Now that I have covered the internal structure and design, let’s check out the externals. The case is painted in nice silver color (there are others available: red and black), the front panel is coated in balck which overall is a nice color scheme.
Sunbeam decided to go with thumbscrews instead of regular ones, a big plus since not everyone walks with a screwdriver in hand – it’s just more convenient and handy
The front of the case resembles a Samurai mask indeed, a fancy addition to spice up the boring front panel. However I’m not very fond of having thick plastic doors and things sticking out of my front panel, but some will appreciate it I guess. The big LED is cool though.
The acrylic window is neatly designed although it exposes the drive bays inside too much in my opinion. As you can see, the case has a very aggressive feel to it, Sunbeam definitely achieved that effect.
I don’t think I mentioned this, but the case came with broken front bezel doors. It’s easily breakable since it sticks out by few inches. As far as I know, Sunbeam decided to ship the front panels seperately because they have had many complaints from their customers. When I got the replacement doors I found out that having to align the doors with the panel can be painful. The deal is that the hindges are very loose and the doors are not exactly “straight”. The ones I got were hard to align but after fifteen minutes or so they were closing correctly.
Another aspect is that if you have HD racks or flashy panels controlling your lights like I do, this case may not be for you – unless you don’t care for the looks and want the doors closed.
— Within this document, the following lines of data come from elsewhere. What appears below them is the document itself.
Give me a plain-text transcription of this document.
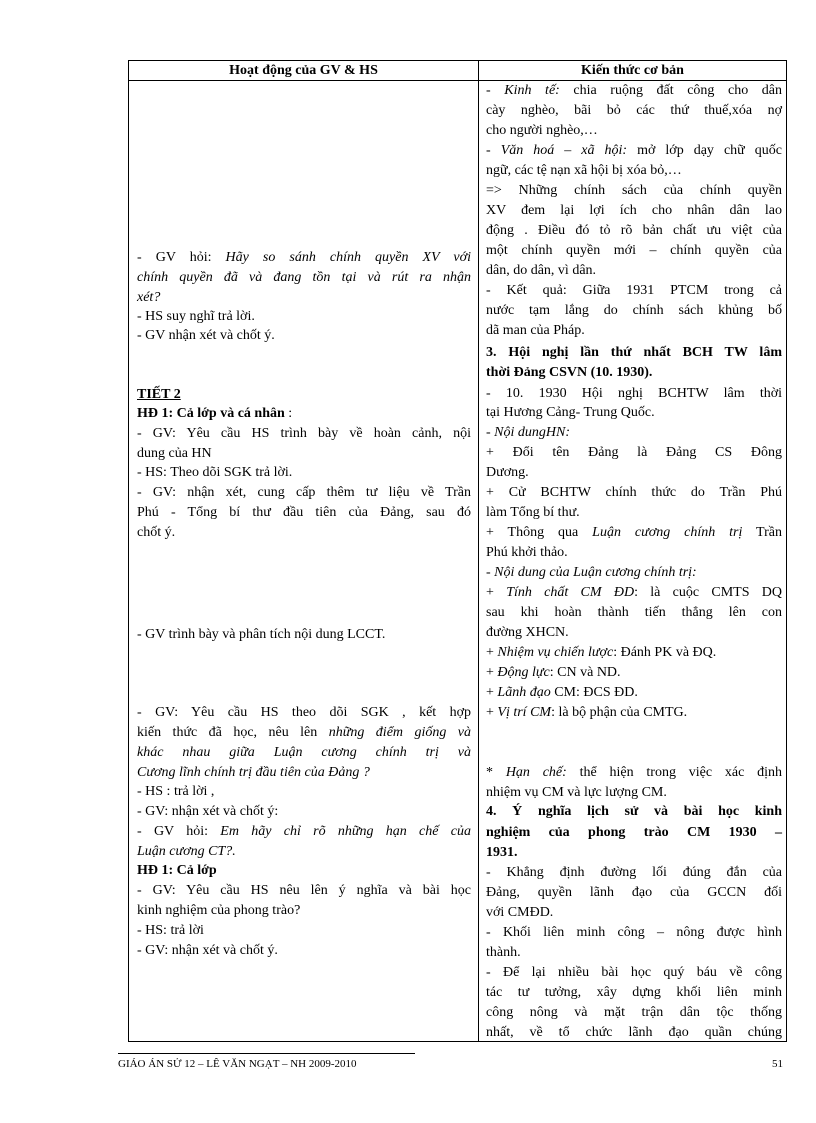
Hoạt động của GV & HS	Kiến thức cơ bản
- GV hỏi: Hãy so sánh chính quyền XV với
chính quyền đã và đang tồn tại và rút ra nhận
xét?
- HS suy nghĩ trả lời.
- GV nhận xét và chốt ý.
TIẾT 2
HĐ 1: Cả lớp và cá nhân :
- GV: Yêu cầu HS trình bày về hoàn cảnh, nội
dung của HN
- HS: Theo dõi SGK trả lời.
- GV: nhận xét, cung cấp thêm tư liệu về Trần
Phú - Tổng bí thư đầu tiên của Đảng, sau đó
chốt ý.
- GV trình bày và phân tích nội dung LCCT.
- GV: Yêu cầu HS theo dõi SGK , kết hợp
kiến thức đã học, nêu lên những điểm giống và
khác nhau giữa Luận cương chính trị và
Cương lĩnh chính trị đầu tiên của Đảng ?
- HS : trả lời ,
- GV: nhận xét và chốt ý:
- GV hỏi: Em hãy chỉ rõ những hạn chế của
Luận cương CT?.
HĐ 1: Cả lớp
- GV: Yêu cầu HS nêu lên ý nghĩa và bài học
kinh nghiệm của phong trào?
- HS: trả lời
- GV: nhận xét và chốt ý.
- Kinh tế: chia ruộng đất công cho dân
cày nghèo, bãi bỏ các thứ thuế,xóa nợ
cho người nghèo,…
- Văn hoá – xã hội: mở lớp dạy chữ quốc
ngữ, các tệ nạn xã hội bị xóa bỏ,…
=> Những chính sách của chính quyền
XV đem lại lợi ích cho nhân dân lao
động . Điều đó tỏ rõ bản chất ưu việt của
một chính quyền mới – chính quyền của
dân, do dân, vì dân.
- Kết quả: Giữa 1931 PTCM trong cả
nước tạm lắng do chính sách khủng bố
dã man của Pháp.
3. Hội nghị lần thứ nhất BCH TW lâm
thời Đảng CSVN (10. 1930).
- 10. 1930 Hội nghị BCHTW lâm thời
tại Hương Cảng- Trung Quốc.
- Nội dungHN:
+ Đổi tên Đảng là Đảng CS Đông
Dương.
+ Cử BCHTW chính thức do Trần Phú
làm Tổng bí thư.
+ Thông qua Luận cương chính trị Trần
Phú khởi thảo.
- Nội dung của Luận cương chính trị:
+ Tính chất CM ĐD: là cuộc CMTS DQ
sau khi hoàn thành tiến thẳng lên con
đường XHCN.
+ Nhiệm vụ chiến lược: Đánh PK và ĐQ.
+ Động lực: CN và ND.
+ Lãnh đạo CM: ĐCS ĐD.
+ Vị trí CM: là bộ phận của CMTG.
* Hạn chế: thể hiện trong việc xác định
nhiệm vụ CM và lực lượng CM.
4. Ý nghĩa lịch sử và bài học kinh
nghiệm của phong trào CM 1930 –
1931.
- Khẳng định đường lối đúng đắn của
Đảng, quyền lãnh đạo của GCCN đối
với CMĐD.
- Khối liên minh công – nông được hình
thành.
- Để lại nhiều bài học quý báu về công
tác tư tưởng, xây dựng khối liên minh
công nông và mặt trận dân tộc thống
nhất, về tổ chức lãnh đạo quần chúng
GIÁO ÁN SỬ 12 – LÊ VĂN NGẠT – NH 2009-2010	51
To tell you the truth the case looks ok without the front doors. Also the reset button is pushed in too much and simply small. If you have fat fingers you’ll need something small to push in the button, even I had problems with resetting the machine and my fingers aren’t thick at all.
Let’s look at the installation procedure and some conclusions shall we?
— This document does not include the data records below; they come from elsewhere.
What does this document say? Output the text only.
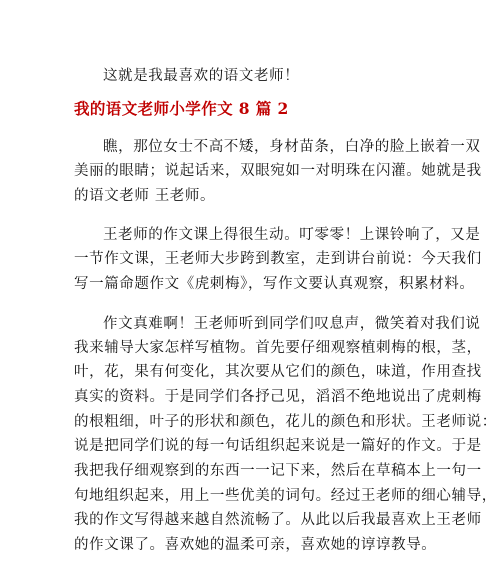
这就是我最喜欢的语文老师！
我的语文老师小学作文 8 篇 2
瞧，那位女士不高不矮，身材苗条，白净的脸上嵌着一双
美丽的眼睛；说起话来，双眼宛如一对明珠在闪灌。她就是我
的语文老师 王老师。
王老师的作文课上得很生动。叮零零！上课铃响了，又是
一节作文课，王老师大步跨到教室，走到讲台前说：今天我们
写一篇命题作文《虎刺梅》，写作文要认真观察，积累材料。
作文真难啊！王老师听到同学们叹息声，微笑着对我们说
我来辅导大家怎样写植物。首先要仔细观察植刺梅的根，茎，
叶，花，果有何变化，其次要从它们的颜色，味道，作用查找
真实的资料。于是同学们各抒己见，滔滔不绝地说出了虎刺梅
的根粗细，叶子的形状和颜色，花儿的颜色和形状。王老师说：
说是把同学们说的每一句话组织起来说是一篇好的作文。于是
我把我仔细观察到的东西一一记下来，然后在草稿本上一句一
句地组织起来，用上一些优美的词句。经过王老师的细心辅导，
我的作文写得越来越自然流畅了。从此以后我最喜欢上王老师
的作文课了。喜欢她的温柔可亲，喜欢她的谆谆教导。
Installation and Conclusion
As I mentioned before the case is very spacious inside so having to install your motherboard shouldn’t give you headaches. Sunbeam did not make the motherboard tray removable. It’s a low budget case so it’s understandable, however it still would be nice to see one. For that reason I always install my CPU outside of the case. Why?
- More space
- Less probability you will damage your CPU or a motherboard component
Above you can see audio cables going from the front panel to the I/O ports in the back of the case. If you have 80mm fans, you can easily mount them in the rear of the case or just put them inside the fan bracket which is included. One more complaint when doing 5,25″ device installation is the tool free kit. First of all, you might find that it’s hard to assamble this thing. Just give it a few tries and you should be golden. Make sure you align the holes on the kit with the holes on your device, otherwise it will not hold in place.
Overall Sunbeam’s Samurai case is a well designed low-budget project. If you are looking for cheap yet fancy case you should give Samurai a try. Although power supply is not included in this unit you are free to choose any ATX power house you like; you are not stranded with some no-name PS. Sunbeam also sells power supplies so you should definitely check this out. The included window fan is a nice addition to this whole package. It has four LEDs which give a nice blue-ish glow to the fan. On the bad side, the acrylic window shows off too much of the inside; bay housing to be exact. The window could have been cut a little shorter, but I guess they wanted to keep the design as is. Thumb screws and tool free kits are most welcomed here, too bad no removable mobo tray. Another minus is the inside is made out of steel, aluminum would be more appreciated considering this case is quite heavy. For around $50 bucks this case is a good bargain.
+ Tool free kits
+ Side window
+ 80 mm LED fan
+ Five 5,25″ drive bays
- Steel chassis
– No front panel audio-to-motherboard cables
- No removable motherboard tray
With overall good design and performance, Sunbeam Samurai gets the rating of 7,5 (Good).